What kind of fetal tissue can be used for donation or transplant? According to the statute, fetal tissue for donation or transplant can come from spontaneous abortions, induced abortions, or stillbirth. The law prevents patients and providers from intentionally aborting for the purposes of harvesting fetal remains. But the most important factor governing the regulation of fetal tissue donation and transplant is whether the pregnant patient consents to the donation and transfer of the fetal remains.
In addition to the specific federal statute, all 50 states and the District of Columbia have adopted the Uniform Anatomical Gift Act, which also governs tissue and organ donation for therapeutic and research purposes from all dead humans, including aborted fetuses.

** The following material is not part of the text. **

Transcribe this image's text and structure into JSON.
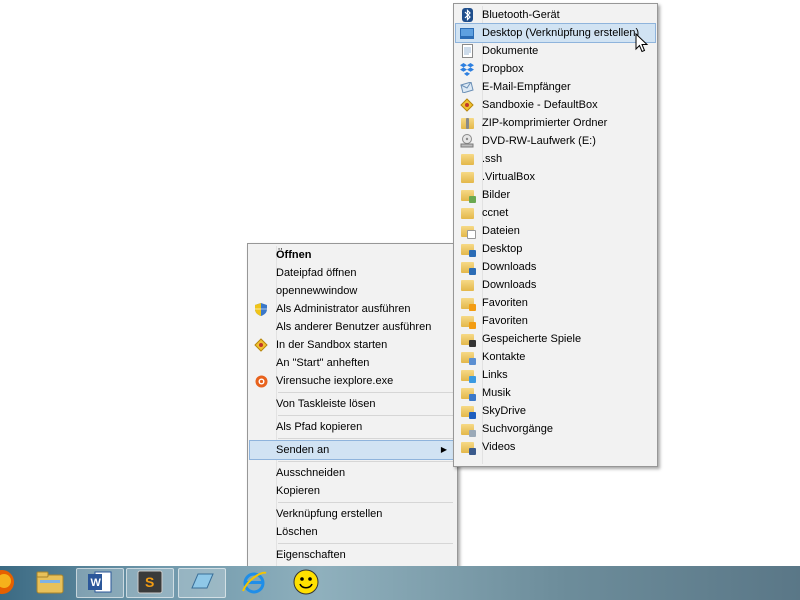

Many states specifically require pregnant patients consent to the transplant or donation prior to the abortion as opposed to after.
There are two key takeaways here, both of which the anti-choice community has ignored entirely in its latest attempt to take out Planned Parenthood.
One: Both federal and state law support fetal tissue transfer and donation because, like organ and tissue donation generally, such donations are critical to medical advances that help everyone, including those who oppose abortion.
Second: Patient wishes and informed consent always come first, second, and last in the conversation about whether or not to terminate a pregnancy and what to do with those remains if termination takes place.
One final point. Anti-choice activists and lawmakers have since Roe v. Wade attacked biomedical research as a means of restricting abortion access. These strikes include federal restrictions on stem-cell research; state-level “fetal remains disposal” laws; and attempts to criminalize aborting for purposes of donating fetal remains. CMP’s latest attempts fall into a long-line of anti-science, anti-fact campaigns designed to elevate religious and moral beliefs about the worth of a fetus over the legal and moral rights of women.